Saat seseorang mengenakan pakaian berwarna hijau dan terseret arus ke tengah laut, warna pakaian tersebut akan menyatu atau terkamuflase dengan warna air laut di sekitarnya. Hal ini menciptakan kendala besar bagi tim penyelamat atau Search and Rescue (SAR) yang melakukan pemantauan dari darat maupun udara. Mata manusia akan sangat sulit membedakan antara tubuh korban dengan riak gelombang yang berwarna serupa, sehingga waktu krusial untuk penyelamatan bisa terbuang sia-sia.

Visibilitas dan Kontras dalam Keadaan Darurat

Dalam standar keselamatan air internasional, pemilihan warna pakaian sangat menentukan kecepatan evakuasi. Warna hijau, biru tua, atau hitam adalah warna-warna yang memiliki kontras rendah saat berada di dalam air laut. Sebaliknya, warna-warna cerah seperti oranye, kuning menyala, atau merah adalah warna yang paling mudah tertangkap oleh mata manusia karena kontrasnya yang tajam dengan latar belakang biru laut.

Penggunaan baju hijau di pantai selatan secara teknis memperkecil peluang korban untuk ditemukan dengan cepat. Mengingat arus balik atau rip current di pantai selatan sangat kuat, kecepatan visual tim penyelamat dalam mengunci posisi korban adalah faktor penentu antara hidup dan mati. Dengan demikian, mitos ini secara tidak langsung berfungsi sebagai mekanisme kontrol sosial untuk menjaga keselamatan para pengunjung.

Keganasan Arus Balik Pantai Selatan

Selain masalah warna, pendaki atau pengunjung pantai harus memahami bahwa pantai selatan Jawa berbatasan langsung dengan Samudra Hindia. Karakteristik pantainya memiliki palung-palung tersembunyi dan arus rip current yang mampu menyeret benda apa pun ke tengah laut dengan kecepatan tinggi.

Banyak kejadian orang hilang yang kemudian dikaitkan dengan mitos baju hijau sebenarnya merupakan murni kecelakaan akibat kurangnya pemahaman tentang arus laut. Masyarakat lokal yang memahami bahaya ini menggunakan narasi legenda agar pengunjung lebih waspada dan patuh pada aturan.

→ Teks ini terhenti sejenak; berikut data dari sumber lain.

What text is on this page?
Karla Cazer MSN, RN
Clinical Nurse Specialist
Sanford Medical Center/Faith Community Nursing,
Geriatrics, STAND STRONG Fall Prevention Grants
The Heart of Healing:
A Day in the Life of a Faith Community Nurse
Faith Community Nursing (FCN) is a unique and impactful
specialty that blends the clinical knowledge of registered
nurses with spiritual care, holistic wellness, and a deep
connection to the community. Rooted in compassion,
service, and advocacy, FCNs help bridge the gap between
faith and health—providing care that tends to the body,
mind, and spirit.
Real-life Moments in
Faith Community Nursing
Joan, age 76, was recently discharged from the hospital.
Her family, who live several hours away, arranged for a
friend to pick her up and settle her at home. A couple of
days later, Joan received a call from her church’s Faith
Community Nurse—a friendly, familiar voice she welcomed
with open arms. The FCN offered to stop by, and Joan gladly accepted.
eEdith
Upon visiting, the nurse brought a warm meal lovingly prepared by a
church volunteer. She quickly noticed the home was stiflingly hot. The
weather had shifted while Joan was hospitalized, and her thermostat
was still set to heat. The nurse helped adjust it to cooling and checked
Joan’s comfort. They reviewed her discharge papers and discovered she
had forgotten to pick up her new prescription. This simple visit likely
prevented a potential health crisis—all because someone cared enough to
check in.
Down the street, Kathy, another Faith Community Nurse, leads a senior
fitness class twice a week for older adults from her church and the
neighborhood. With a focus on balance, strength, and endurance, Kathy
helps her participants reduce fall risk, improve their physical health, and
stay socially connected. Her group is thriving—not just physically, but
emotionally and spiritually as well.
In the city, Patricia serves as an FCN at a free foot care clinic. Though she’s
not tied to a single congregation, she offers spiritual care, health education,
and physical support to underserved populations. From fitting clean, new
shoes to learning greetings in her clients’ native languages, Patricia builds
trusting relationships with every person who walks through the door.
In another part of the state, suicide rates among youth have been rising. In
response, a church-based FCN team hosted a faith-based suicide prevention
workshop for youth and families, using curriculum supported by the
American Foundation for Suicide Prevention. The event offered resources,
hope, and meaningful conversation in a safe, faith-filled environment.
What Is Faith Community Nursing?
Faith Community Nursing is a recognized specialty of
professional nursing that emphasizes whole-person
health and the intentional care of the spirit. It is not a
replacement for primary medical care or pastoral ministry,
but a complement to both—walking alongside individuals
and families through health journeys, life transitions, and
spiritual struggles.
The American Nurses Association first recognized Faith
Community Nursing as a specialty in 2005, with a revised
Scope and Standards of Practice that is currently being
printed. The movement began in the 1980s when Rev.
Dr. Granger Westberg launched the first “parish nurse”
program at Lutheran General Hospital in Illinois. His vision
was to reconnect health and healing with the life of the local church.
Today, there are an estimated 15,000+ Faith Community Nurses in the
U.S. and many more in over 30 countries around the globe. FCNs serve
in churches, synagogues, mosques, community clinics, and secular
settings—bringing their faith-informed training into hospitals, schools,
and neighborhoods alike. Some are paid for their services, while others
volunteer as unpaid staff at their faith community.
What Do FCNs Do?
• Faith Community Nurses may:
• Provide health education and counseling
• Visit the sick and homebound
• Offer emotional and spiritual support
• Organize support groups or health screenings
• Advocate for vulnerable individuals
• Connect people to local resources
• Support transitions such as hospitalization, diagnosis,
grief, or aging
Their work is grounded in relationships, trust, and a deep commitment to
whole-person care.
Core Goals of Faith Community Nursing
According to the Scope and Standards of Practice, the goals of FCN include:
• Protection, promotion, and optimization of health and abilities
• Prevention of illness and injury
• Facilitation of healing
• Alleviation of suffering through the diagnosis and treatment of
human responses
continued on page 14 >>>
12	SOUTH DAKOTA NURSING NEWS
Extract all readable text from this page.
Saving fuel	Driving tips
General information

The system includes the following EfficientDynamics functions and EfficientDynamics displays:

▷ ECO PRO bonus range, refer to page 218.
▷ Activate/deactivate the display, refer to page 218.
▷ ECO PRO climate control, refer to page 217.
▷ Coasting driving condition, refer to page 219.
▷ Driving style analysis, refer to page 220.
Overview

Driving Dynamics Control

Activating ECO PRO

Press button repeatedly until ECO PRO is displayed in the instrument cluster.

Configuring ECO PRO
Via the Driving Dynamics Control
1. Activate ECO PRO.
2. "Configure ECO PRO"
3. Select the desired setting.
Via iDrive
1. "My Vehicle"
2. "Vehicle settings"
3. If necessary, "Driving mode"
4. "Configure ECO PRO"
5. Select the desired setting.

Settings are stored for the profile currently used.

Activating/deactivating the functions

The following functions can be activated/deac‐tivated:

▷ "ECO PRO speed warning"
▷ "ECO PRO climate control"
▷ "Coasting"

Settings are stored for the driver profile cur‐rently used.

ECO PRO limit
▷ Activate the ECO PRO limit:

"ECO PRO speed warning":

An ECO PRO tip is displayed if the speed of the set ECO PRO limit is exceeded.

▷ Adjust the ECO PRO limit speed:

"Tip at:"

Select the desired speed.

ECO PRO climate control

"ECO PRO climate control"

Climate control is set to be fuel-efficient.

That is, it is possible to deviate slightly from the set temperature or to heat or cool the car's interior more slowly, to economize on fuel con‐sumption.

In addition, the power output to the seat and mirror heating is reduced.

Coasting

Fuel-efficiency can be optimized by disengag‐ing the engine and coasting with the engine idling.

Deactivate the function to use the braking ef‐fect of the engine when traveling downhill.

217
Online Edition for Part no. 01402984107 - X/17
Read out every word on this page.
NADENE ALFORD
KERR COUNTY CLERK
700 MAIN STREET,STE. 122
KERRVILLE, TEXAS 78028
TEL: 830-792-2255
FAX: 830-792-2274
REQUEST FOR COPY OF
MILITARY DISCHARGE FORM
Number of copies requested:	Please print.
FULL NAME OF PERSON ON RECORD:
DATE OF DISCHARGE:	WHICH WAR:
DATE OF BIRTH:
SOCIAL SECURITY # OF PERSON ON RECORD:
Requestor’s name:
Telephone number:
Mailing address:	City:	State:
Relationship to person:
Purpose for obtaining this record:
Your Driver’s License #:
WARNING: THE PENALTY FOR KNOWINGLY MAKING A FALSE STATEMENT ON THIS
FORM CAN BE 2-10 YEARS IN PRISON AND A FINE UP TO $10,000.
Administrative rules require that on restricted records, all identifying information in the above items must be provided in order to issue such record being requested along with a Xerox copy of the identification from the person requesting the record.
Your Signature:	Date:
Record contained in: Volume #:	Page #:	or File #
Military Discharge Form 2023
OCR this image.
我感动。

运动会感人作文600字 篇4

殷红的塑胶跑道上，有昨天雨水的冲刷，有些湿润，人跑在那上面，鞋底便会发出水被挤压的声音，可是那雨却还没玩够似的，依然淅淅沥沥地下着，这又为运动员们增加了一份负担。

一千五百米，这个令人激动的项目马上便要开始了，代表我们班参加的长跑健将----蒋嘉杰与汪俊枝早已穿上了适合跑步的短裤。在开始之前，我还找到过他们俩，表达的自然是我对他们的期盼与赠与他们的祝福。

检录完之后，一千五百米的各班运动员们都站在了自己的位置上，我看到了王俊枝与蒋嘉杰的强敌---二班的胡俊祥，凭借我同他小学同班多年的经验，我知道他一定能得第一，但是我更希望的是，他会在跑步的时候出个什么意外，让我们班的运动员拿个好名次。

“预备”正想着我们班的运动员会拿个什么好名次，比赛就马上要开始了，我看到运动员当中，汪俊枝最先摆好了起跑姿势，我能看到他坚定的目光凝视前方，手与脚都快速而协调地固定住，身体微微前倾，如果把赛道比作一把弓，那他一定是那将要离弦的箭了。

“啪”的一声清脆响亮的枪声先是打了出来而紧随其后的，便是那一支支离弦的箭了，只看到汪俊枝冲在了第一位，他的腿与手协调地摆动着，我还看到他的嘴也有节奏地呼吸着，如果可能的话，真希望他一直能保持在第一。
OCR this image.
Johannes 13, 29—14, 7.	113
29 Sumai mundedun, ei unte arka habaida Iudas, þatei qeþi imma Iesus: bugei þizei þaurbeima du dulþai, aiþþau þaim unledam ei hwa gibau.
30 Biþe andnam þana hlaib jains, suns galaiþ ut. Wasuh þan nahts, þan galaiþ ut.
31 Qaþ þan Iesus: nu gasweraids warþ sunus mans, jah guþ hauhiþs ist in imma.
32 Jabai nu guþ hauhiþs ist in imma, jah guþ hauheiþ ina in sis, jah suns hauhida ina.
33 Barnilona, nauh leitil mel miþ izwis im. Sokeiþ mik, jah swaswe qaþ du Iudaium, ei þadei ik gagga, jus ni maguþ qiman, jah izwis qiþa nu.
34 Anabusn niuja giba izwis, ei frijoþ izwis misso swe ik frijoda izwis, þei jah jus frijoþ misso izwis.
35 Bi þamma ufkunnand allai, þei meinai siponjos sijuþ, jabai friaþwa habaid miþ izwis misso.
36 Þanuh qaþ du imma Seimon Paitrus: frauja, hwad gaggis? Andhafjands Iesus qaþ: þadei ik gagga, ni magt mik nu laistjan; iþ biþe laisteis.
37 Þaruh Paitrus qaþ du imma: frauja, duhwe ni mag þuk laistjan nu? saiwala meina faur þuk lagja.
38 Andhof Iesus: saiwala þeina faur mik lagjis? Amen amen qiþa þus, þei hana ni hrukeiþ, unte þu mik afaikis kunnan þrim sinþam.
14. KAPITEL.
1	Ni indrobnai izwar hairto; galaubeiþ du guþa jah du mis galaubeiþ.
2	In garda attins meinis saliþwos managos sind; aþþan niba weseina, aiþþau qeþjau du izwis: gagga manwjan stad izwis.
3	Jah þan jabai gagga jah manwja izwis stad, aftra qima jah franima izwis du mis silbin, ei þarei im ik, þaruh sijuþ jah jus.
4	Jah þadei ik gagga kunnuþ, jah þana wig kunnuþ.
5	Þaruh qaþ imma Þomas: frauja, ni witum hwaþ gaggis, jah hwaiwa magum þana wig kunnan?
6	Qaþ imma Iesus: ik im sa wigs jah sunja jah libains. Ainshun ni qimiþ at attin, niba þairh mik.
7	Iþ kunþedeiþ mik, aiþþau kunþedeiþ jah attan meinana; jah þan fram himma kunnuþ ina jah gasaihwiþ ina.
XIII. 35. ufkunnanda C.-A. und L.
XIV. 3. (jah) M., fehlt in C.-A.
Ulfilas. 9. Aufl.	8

Tradisi dan sains dalam hal ini berjalan beriringan untuk satu tujuan, yaitu melindungi nyawa manusia dari kekuatan alam yang tidak terduga.

Larangan menggunakan pakaian hijau di pantai selatan adalah perpaduan unik antara kearifan lokal dan prinsip keselamatan dasar. Meskipun narasi yang berkembang di masyarakat dibalut dengan nuansa mistis, esensi utamanya adalah tentang visibilitas dan kemudahan evakuasi. Saat berkunjung ke pantai mana pun, pilihlah pakaian dengan warna yang kontras dengan air laut agar Anda tetap terlihat jelas. Menghormati aturan setempat adalah bentuk penghargaan terhadap budaya, sekaligus langkah cerdas dalam menjaga keselamatan diri sendiri di alam liar.